The GAO further concluded there was plenty of blame to go around:
- From 2007 to 2011, the nation’s “prudential regulators” responsible for supervising depository institutions’ compliance with various federal consumer laws, including SCRA – the Federal Reserve, Federal Deposit Insurance Corporation (FDIC), U.S. Office of the Comptroller of the Currency (OCC), and National Credit Union Administration (NCUA) – had reviewed fewer than half the nation’s banks and credit unions for compliance. Of those reviews, only about half had involved an examination of the loan files.
- The other federal agencies involved in SCRA oversight – the Department of Justice (DOJ), the Department of Veterans Affairs (VA), the Federal Housing Administration (FHA), and the Federal Housing Finance Agency (FHFA) – also gather compliance information, but these agencies and the prudential regulators don’t share information among themselves.
- The VA, in its oversight of mortgage servicers, does not specifically review for SCRA compliance.

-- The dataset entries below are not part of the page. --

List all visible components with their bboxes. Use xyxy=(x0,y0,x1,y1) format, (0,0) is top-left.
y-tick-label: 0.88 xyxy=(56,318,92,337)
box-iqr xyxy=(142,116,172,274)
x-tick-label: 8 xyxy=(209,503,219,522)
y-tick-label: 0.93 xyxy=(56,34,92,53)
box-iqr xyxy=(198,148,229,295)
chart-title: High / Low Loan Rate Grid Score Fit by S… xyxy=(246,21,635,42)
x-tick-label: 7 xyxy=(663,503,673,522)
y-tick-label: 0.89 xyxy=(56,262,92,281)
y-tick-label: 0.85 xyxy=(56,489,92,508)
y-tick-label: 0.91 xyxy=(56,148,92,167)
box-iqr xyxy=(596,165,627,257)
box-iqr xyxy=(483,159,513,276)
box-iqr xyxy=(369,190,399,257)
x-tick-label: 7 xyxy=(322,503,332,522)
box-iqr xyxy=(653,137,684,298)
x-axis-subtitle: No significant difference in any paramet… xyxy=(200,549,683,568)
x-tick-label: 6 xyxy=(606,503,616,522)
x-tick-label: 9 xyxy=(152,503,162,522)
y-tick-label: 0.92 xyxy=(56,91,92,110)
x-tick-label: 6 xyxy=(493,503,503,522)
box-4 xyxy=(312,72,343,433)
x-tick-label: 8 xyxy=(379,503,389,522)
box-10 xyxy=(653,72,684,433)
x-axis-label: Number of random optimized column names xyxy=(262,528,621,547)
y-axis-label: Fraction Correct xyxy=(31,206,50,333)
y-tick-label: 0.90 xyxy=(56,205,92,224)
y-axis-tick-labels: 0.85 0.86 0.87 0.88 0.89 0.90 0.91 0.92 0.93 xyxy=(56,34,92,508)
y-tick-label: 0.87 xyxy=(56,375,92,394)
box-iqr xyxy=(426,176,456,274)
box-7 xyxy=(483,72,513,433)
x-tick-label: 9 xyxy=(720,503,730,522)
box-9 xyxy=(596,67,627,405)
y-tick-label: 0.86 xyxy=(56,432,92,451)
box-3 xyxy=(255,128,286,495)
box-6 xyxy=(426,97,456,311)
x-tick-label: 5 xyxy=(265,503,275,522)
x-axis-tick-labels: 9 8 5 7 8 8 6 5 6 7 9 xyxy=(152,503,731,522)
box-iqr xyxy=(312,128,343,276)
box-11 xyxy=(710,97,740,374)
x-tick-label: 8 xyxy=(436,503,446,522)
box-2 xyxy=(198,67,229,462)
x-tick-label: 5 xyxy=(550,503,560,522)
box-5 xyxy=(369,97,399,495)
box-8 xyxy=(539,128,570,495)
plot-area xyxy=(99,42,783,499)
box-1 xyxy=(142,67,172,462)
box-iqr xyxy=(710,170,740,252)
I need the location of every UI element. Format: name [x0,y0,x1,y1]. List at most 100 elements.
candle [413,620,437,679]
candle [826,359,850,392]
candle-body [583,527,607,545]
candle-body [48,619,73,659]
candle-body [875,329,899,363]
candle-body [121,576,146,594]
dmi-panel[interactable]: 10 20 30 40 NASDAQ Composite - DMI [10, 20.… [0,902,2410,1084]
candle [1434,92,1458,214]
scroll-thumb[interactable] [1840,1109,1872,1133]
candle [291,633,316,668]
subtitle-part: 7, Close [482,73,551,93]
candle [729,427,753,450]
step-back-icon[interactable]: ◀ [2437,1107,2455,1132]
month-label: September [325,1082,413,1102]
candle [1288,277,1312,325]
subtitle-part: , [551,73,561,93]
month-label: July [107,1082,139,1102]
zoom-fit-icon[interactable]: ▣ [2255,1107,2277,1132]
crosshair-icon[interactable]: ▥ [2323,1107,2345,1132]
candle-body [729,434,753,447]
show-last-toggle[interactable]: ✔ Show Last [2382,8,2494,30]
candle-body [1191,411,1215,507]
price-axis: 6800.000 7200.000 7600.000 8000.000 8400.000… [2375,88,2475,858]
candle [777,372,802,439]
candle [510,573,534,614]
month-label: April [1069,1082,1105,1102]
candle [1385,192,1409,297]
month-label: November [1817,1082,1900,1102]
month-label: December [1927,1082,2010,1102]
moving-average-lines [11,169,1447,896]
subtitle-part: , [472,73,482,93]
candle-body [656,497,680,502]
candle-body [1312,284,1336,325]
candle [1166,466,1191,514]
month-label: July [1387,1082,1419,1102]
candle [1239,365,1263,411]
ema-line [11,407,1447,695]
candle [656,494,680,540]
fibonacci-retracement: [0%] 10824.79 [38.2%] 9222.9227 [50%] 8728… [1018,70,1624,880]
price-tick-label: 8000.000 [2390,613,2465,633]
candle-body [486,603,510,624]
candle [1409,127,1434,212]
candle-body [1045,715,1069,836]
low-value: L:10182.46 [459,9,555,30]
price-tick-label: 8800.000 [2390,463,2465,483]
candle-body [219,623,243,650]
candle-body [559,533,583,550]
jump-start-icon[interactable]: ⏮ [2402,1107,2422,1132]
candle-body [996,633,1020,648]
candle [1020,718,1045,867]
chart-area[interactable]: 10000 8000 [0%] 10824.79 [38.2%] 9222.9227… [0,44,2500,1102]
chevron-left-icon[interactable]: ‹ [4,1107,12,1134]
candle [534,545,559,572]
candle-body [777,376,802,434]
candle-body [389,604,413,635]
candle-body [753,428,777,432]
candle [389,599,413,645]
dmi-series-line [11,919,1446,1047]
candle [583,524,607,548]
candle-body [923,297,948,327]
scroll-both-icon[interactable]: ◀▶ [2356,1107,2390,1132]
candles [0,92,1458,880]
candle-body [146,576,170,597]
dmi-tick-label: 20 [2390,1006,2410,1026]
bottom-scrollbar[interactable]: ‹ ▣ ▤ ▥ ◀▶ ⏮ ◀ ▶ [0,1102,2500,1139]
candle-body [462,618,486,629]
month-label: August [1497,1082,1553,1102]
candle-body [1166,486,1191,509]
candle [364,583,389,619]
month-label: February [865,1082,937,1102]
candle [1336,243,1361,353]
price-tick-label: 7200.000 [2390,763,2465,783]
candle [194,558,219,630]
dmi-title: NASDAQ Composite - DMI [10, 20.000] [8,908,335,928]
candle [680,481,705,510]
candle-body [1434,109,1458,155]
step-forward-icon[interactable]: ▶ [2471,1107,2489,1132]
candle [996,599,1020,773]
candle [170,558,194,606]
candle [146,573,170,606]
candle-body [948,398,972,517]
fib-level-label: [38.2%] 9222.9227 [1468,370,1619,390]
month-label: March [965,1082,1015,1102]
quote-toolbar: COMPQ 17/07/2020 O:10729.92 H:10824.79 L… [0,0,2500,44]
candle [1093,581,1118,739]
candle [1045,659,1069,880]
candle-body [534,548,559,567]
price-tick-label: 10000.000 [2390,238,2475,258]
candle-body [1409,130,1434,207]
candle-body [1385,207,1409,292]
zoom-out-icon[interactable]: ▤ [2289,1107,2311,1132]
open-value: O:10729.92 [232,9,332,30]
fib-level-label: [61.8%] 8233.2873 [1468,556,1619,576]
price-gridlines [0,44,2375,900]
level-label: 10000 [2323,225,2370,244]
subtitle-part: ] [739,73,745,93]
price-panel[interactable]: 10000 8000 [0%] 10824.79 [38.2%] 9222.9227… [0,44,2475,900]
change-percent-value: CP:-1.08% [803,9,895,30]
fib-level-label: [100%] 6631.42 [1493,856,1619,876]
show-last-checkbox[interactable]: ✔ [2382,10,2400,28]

- While SCRA requires that the Department of Defense (DoD) and the Department of Homeland Security (DHS oversees the Coast Guard) inform service members of their SCRA rights, the modes by which this information is delivered often prove insufficient. Military officials said the service members – especially National Guard and Reserve units – often receive SCRA information along with a host of other topics as part of a pre-deployment briefing, and often don’t retain the necessary awareness. Neither DoD nor DHS measure the effectiveness of the SCRA education methods.
GAO’s investigation yielded several recommendations:
- The prudential regulators should work together to increase the frequency with which examiners conduct testing of foreclosure and, when applicable, other mortgage files, and use testing methods that provide specific assurance of SCRA compliance.
- The VA should include SCRA compliance review in its mortgage servicer monitoring program.
- The institutions that regulate and enforce SCRA should share information about SCRA oversight.
- DoD and DHS should assess the effectiveness of their efforts to educate service members, and devise better methods for making military members aware of their SCRA rights and benefits.
Into the Sunset
The housing crisis has been particularly hard on military families; in 2008, foreclosures were four times more likely in military towns than elsewhere in America. Between 2008 and 2010, foreclosures in military ZIP codes increased 32 percent.